Rotary Quill Movement

dimanche 3 mai 2015

I am working on fitting the DRO for the Z axis on my mill at the moment. I am trying to reduce the rotary movement of the Quill. The quill has the usual vertical slot machined in it. There is a M10 threaded hole in the side of the head which had a grub screw in it which has the end turned down to match the slot size, almost. There is quite a bit of play.

I have turned down the end of a length of all thread to do the same job, but made it a closer fit. The all thread is long enough to extend outside the hole so I can fit a nut to lock it. This should prevent any movement from the thread fit. This is just a temporary fix, but has improved it a lot. The grub screw was only 25mm long total and just sat loose in there.

It was my intention to make a seperate piece to fit in the bottom of the hole which slides in and locates in the slot and is held in position with the all thread and locking nut. There is about 32mm of thread in the hole. The slot width is 7.32mm. As the thread is M10 which has a minor diameter of around 8.5mm there is a small amount of material which can be removed from the sides of the locating section. 8.5mm less 7.32mm. This will provide a bit more surface area to reduce future wear as apposed to the 7.32mm diameter round on the one I have made. I would make these pieces from high tensile bolts as they would be available locally. They way I see it I would make the bottom locking piece so it covered about 20mm of the thread depth leaving 12mm for the locking screw.

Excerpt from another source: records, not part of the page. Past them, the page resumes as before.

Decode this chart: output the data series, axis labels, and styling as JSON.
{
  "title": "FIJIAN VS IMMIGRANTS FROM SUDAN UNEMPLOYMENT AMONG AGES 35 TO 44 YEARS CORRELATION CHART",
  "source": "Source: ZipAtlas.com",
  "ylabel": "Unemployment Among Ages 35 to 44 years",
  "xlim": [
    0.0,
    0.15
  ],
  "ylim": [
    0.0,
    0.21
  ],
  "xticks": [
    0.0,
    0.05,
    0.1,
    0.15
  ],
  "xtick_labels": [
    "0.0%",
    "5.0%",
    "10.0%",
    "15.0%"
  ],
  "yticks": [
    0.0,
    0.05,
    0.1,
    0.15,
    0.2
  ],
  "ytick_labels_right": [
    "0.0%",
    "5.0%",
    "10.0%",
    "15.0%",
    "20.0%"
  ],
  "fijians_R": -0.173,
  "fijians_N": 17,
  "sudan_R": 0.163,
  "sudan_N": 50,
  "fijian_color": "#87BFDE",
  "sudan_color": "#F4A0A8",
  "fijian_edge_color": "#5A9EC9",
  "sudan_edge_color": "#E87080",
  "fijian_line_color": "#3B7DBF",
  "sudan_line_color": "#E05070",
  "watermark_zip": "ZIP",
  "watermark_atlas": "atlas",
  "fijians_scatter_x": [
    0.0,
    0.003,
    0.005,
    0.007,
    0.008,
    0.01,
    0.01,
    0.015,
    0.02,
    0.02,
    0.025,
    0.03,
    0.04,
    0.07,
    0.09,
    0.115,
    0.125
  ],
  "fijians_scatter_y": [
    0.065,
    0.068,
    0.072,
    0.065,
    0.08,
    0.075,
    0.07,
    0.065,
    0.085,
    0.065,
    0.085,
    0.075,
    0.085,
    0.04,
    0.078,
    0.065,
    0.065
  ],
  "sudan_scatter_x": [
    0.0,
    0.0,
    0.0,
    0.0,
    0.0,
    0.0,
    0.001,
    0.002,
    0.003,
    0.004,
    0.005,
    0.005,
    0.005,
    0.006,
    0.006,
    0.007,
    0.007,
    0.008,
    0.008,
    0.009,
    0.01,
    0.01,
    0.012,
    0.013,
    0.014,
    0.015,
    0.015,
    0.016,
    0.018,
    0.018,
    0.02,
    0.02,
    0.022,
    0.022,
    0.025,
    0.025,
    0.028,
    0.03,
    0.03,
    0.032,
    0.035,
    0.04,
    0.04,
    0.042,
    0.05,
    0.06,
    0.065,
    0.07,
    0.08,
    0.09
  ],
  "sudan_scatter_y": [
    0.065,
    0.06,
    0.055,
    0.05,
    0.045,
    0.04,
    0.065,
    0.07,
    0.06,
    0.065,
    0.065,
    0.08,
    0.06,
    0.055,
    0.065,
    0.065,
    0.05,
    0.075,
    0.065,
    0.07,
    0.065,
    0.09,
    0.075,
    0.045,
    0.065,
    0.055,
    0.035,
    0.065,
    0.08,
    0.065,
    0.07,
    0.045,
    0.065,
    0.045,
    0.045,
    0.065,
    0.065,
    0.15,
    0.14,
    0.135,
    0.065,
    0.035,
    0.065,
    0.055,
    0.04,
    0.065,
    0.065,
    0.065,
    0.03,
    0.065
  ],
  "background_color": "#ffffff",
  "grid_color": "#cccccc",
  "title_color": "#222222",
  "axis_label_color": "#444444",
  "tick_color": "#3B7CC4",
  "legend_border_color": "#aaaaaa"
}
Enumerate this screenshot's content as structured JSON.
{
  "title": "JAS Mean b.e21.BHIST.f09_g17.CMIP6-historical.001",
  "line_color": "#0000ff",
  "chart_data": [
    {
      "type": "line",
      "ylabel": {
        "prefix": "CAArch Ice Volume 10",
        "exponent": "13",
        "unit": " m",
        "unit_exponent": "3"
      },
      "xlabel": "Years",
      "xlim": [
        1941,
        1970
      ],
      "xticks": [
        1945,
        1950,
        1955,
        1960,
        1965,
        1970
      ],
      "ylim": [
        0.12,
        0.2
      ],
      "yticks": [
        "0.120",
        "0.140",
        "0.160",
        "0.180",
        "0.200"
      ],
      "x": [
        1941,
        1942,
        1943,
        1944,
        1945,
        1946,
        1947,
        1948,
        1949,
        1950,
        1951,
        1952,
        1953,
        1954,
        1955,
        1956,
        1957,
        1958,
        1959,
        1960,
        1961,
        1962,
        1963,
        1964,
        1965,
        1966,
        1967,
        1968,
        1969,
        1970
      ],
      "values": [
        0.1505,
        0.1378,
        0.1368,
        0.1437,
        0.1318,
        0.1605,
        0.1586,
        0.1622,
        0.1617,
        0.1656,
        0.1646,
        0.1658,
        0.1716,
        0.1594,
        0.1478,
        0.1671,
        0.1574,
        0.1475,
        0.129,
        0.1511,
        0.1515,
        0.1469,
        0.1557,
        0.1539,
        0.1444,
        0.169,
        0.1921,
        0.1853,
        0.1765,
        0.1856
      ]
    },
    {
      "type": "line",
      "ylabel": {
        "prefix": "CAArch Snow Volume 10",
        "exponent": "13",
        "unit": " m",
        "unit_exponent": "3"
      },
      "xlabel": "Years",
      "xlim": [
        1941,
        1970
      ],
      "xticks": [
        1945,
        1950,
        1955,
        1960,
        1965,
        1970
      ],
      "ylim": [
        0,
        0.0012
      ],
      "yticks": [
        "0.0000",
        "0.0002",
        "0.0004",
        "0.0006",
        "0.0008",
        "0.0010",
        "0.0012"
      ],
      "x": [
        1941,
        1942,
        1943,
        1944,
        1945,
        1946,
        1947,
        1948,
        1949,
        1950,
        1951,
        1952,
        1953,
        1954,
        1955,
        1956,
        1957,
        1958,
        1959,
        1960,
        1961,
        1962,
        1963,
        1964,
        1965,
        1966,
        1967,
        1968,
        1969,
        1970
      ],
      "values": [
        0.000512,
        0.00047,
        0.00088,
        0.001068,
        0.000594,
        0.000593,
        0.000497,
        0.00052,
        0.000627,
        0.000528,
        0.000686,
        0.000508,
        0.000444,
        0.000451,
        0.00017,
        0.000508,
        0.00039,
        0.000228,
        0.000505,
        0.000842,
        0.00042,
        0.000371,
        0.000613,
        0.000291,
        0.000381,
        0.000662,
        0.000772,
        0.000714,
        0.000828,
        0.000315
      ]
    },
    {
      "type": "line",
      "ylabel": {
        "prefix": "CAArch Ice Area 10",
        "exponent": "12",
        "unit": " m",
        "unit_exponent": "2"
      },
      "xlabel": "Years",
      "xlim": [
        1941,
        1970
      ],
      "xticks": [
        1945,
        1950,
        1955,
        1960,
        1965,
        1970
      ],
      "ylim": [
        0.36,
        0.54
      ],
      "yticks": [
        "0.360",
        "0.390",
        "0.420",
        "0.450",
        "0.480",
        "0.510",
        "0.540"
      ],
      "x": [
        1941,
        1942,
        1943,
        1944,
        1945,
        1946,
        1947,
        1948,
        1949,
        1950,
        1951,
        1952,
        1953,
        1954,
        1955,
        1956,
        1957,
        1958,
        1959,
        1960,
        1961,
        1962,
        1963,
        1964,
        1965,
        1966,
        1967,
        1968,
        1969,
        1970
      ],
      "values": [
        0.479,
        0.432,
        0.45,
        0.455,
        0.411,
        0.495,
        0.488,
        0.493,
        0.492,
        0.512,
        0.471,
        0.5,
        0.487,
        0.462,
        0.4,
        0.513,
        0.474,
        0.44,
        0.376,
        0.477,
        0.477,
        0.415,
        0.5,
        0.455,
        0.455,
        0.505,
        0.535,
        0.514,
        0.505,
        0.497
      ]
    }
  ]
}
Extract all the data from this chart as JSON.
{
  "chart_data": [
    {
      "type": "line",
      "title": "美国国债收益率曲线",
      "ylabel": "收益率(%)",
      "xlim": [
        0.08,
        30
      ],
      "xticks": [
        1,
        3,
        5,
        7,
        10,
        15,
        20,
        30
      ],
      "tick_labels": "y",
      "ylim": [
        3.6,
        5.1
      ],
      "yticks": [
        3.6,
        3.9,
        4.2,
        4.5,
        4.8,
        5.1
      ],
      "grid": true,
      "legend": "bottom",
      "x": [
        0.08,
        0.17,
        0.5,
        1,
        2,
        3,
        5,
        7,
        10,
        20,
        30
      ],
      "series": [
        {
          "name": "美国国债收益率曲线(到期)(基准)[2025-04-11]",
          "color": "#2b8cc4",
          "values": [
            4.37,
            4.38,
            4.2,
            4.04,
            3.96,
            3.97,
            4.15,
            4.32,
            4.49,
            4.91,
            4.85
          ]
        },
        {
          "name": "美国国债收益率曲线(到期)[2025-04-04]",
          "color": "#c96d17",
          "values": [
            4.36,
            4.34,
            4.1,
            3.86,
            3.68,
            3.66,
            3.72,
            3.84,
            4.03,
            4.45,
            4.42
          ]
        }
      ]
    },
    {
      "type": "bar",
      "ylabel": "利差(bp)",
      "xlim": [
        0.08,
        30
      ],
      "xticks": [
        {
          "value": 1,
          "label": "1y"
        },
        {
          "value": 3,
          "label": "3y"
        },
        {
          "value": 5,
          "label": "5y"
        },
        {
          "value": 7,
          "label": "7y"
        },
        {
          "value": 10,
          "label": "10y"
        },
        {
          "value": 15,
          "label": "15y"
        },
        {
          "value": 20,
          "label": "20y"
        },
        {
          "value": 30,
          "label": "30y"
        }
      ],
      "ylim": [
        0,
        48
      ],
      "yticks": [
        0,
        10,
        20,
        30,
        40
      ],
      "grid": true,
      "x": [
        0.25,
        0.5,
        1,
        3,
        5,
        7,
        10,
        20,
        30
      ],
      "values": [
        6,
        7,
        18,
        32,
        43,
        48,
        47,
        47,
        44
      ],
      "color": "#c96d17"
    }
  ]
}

Any other suggestions about how I could improve on my ideas. The main reason for doing this is to reduce any sideways movement transferring thru to the DRO scale. I would like the rod that transfers the quill vertical movement to the DRO read head to be as solid as possible for accuracy, but this means that the head and scale will be subject to sideways force from the rotary movement. Is there any way to allow movement in the connection without sacrificing accuracy. The scale is a magnetic type so not super accurate.